Assessment of the Micro-Pension Scheme
At the outset of the transition to the Contributory Pension Scheme in Nigeria, the strategic goal of the government was to ensure that at least 30% of Nigeria’s workforce would be enrolled in the scheme by the end of 2024.
However, a significant portion of Nigeria’s workforce is in the informal sector. A 2018 ILO estimate shows that 93% of all employment in Nigeria is informal.
Therefore, it became crucial to prioritize expanding coverage to this significant segment of workers. However, this segment of the Nigerian workforce has certain peculiarities that distinguish them from formal sector workers.
Of particular interest are irregular income and the general lack of access to social security benefits such as pensions, health insurance and paid leave. Given the limited access to financial resources, the growth of membership in the MPP has been rather slow.
Five years since its advent, total industry membership of the scheme stands at 152,000 with AUM less than N800 million as of first quarter of 2024. The level of success recorded in the formal sector has not been replicated in the MPP. Nonetheless, we cannot discountenance the achievements recorded so far.
Deployment of Digital Technology
In our commitment to enhancing customer service, we have embraced technology and innovation. By automating most of our processes, we have significantly improved the speed and accuracy of our services.
This has led to reduced human error and increased efficiency in processing pension contributions, record keeping, and benefits administration. Our digital platforms have also proven highly effective.
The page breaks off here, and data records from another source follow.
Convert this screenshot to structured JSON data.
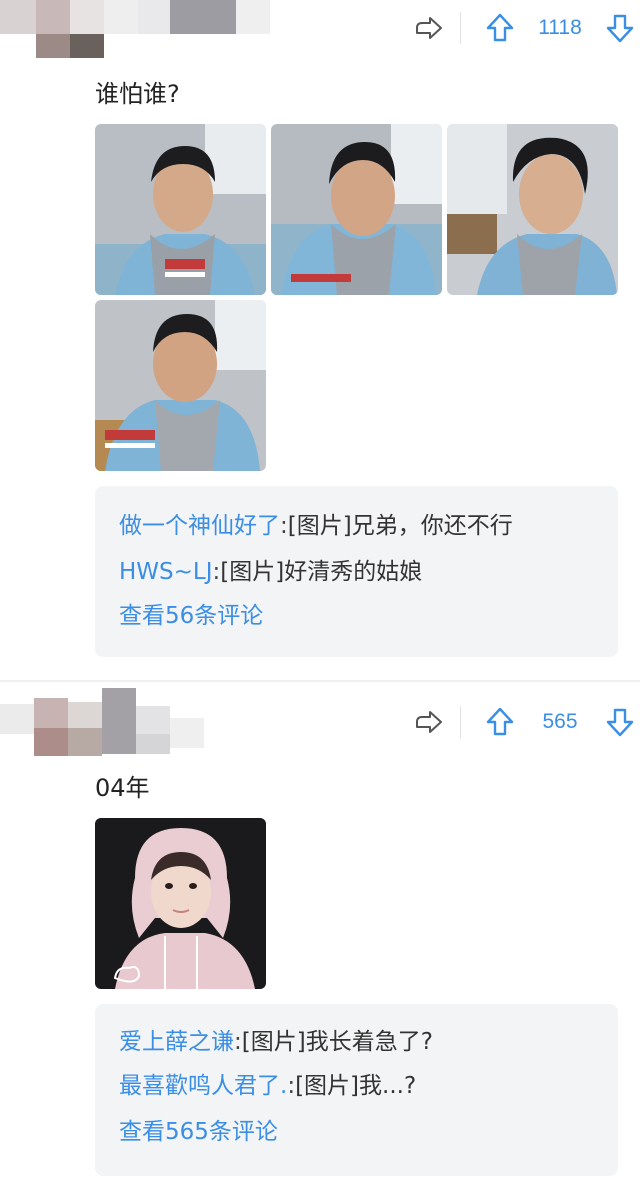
{
  "colors": {
    "accent": "#3a8ee6",
    "text": "#222222",
    "comment_bg": "#f3f4f6",
    "divider": "#f0f0f0"
  },
  "posts": [
    {
      "text": "谁怕谁?",
      "votes": "1118",
      "icons": {
        "share": "share-arrow-icon",
        "upvote": "upvote-arrow-icon",
        "downvote": "downvote-arrow-icon"
      },
      "images": [
        {
          "alt": "photo-1"
        },
        {
          "alt": "photo-2"
        },
        {
          "alt": "photo-3"
        },
        {
          "alt": "photo-4"
        }
      ],
      "comments": [
        {
          "user": "做一个神仙好了",
          "sep": ":",
          "text": "[图片]兄弟，你还不行"
        },
        {
          "user": "HWS~LJ",
          "sep": ":",
          "text": "[图片]好清秀的姑娘"
        }
      ],
      "more": "查看56条评论"
    },
    {
      "text": "04年",
      "votes": "565",
      "icons": {
        "share": "share-arrow-icon",
        "upvote": "upvote-arrow-icon",
        "downvote": "downvote-arrow-icon"
      },
      "images": [
        {
          "alt": "photo-1"
        }
      ],
      "comments": [
        {
          "user": "爱上薛之谦",
          "sep": ":",
          "text": "[图片]我长着急了?"
        },
        {
          "user": "最喜歡鸣人君了.",
          "sep": ":",
          "text": "[图片]我...?"
        }
      ],
      "more": "查看565条评论"
    }
  ]
}
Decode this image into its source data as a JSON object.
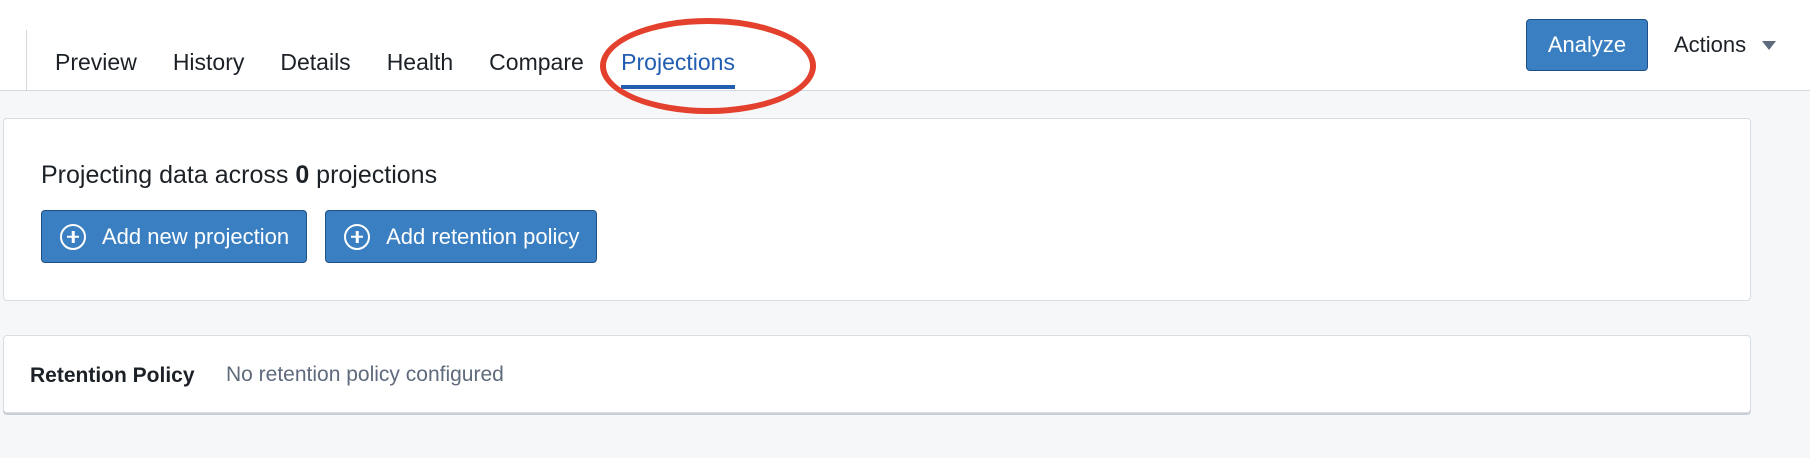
{
  "tabs": [
    {
      "label": "Preview"
    },
    {
      "label": "History"
    },
    {
      "label": "Details"
    },
    {
      "label": "Health"
    },
    {
      "label": "Compare"
    },
    {
      "label": "Projections",
      "active": true
    }
  ],
  "header": {
    "analyze_label": "Analyze",
    "actions_label": "Actions"
  },
  "projections": {
    "title_prefix": "Projecting data across",
    "count": "0",
    "title_suffix": "projections",
    "add_projection_label": "Add new projection",
    "add_retention_label": "Add retention policy"
  },
  "retention": {
    "label": "Retention Policy",
    "value": "No retention policy configured"
  },
  "colors": {
    "primary_button": "#3a7fc1",
    "active_tab": "#215db0",
    "annotation": "#e3402d"
  },
  "icons": [
    "plus-circle-icon",
    "caret-down-icon"
  ]
}
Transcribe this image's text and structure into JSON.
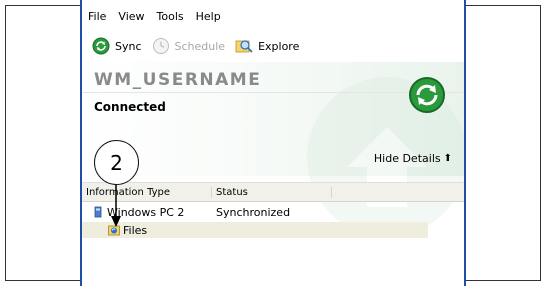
{
  "menu": [
    "File",
    "View",
    "Tools",
    "Help"
  ],
  "toolbar": {
    "sync_label": "Sync",
    "schedule_label": "Schedule",
    "explore_label": "Explore"
  },
  "device": {
    "username": "WM_USERNAME",
    "status": "Connected",
    "hide_details": "Hide Details"
  },
  "table": {
    "headers": [
      "Information Type",
      "Status"
    ],
    "rows": [
      {
        "name": "Windows PC 2",
        "status": "Synchronized"
      },
      {
        "name": "Files",
        "status": ""
      }
    ]
  },
  "callout": {
    "number": "2"
  },
  "colors": {
    "accent": "#1e4ea8",
    "sync_green": "#2a9a3c",
    "selected_row": "#eeedde"
  }
}
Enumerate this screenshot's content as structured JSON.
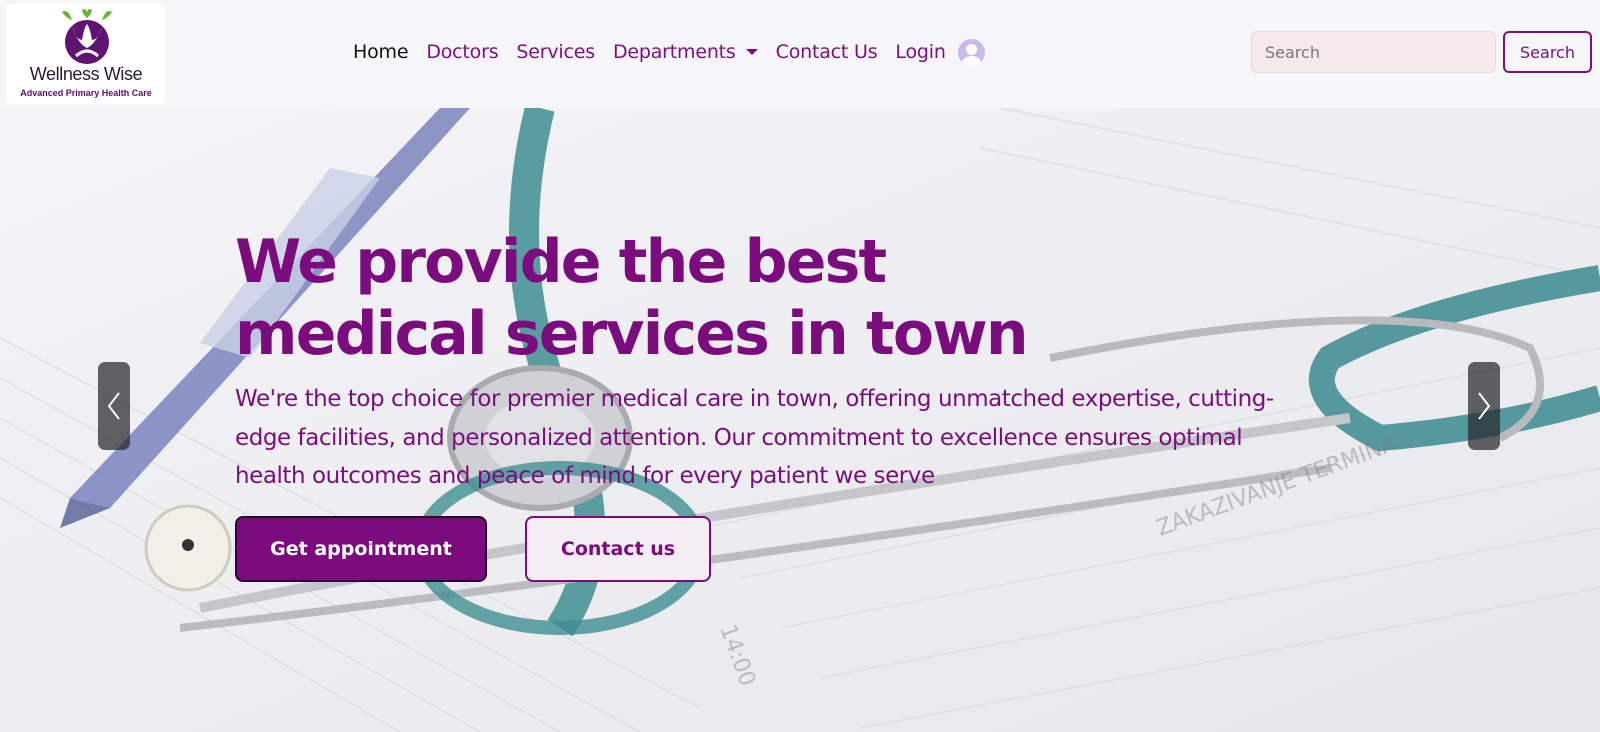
{
  "brand": {
    "name": "Wellness Wise",
    "tagline": "Advanced Primary Health Care",
    "colors": {
      "primary": "#7b0c7e",
      "leaf": "#6bb52e"
    }
  },
  "nav": {
    "items": [
      {
        "label": "Home",
        "active": true
      },
      {
        "label": "Doctors"
      },
      {
        "label": "Services"
      },
      {
        "label": "Departments",
        "dropdown": true
      },
      {
        "label": "Contact Us"
      },
      {
        "label": "Login",
        "icon": "user-avatar-icon"
      }
    ]
  },
  "search": {
    "placeholder": "Search",
    "button_label": "Search"
  },
  "hero": {
    "title": "We provide the best medical services in town",
    "text": "We're the top choice for premier medical care in town, offering unmatched expertise, cutting-edge facilities, and personalized attention. Our commitment to excellence ensures optimal health outcomes and peace of mind for every patient we serve",
    "primary_button": "Get appointment",
    "secondary_button": "Contact us"
  },
  "carousel": {
    "prev_icon": "chevron-left-icon",
    "next_icon": "chevron-right-icon"
  }
}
With user-friendly mobile apps and web portals, contributors and retirees can easily monitor their pension accounts, request statements, and make contributions at their convenience.
At Fidelity Pensions, we have made substantial investments in robust cybersecurity measures to protect sensitive customer data and maintain trust in our systems.
Projection for Return on Pension Asset Investment
Investment returns must always be assessed in context. Just as you can only harvest oranges from an orange tree, you cannot expect to reap pawpaw from an orange tree. Similarly, if we invest in specific asset classes, we can only expect returns aligned with those assets.
To ensure a diverse stream of returns, we diversify our investment portfolios. This is why we don’t invest solely in one asset class but spread our investments across multiple allowable categories, including equities, fixed-income securities, alternative instruments, and money market instruments.
All of our investments are grounded in thorough research. As long as we remain invested, we continually update our knowledge of the investment landscape to confirm that our strategy remains justified.
While diversification can help mitigate non-systematic risks (those unique to specific securities or asset classes), it cannot shield us from systematic risks. Systematic risks tend to impact all asset classes—positively or negatively—albeit to varying degrees.
Through ongoing research, we identify assets that are either favoured by current economic conditions or less adversely affected by them. By positioning ourselves accordingly, we strive to maintain positive investment returns.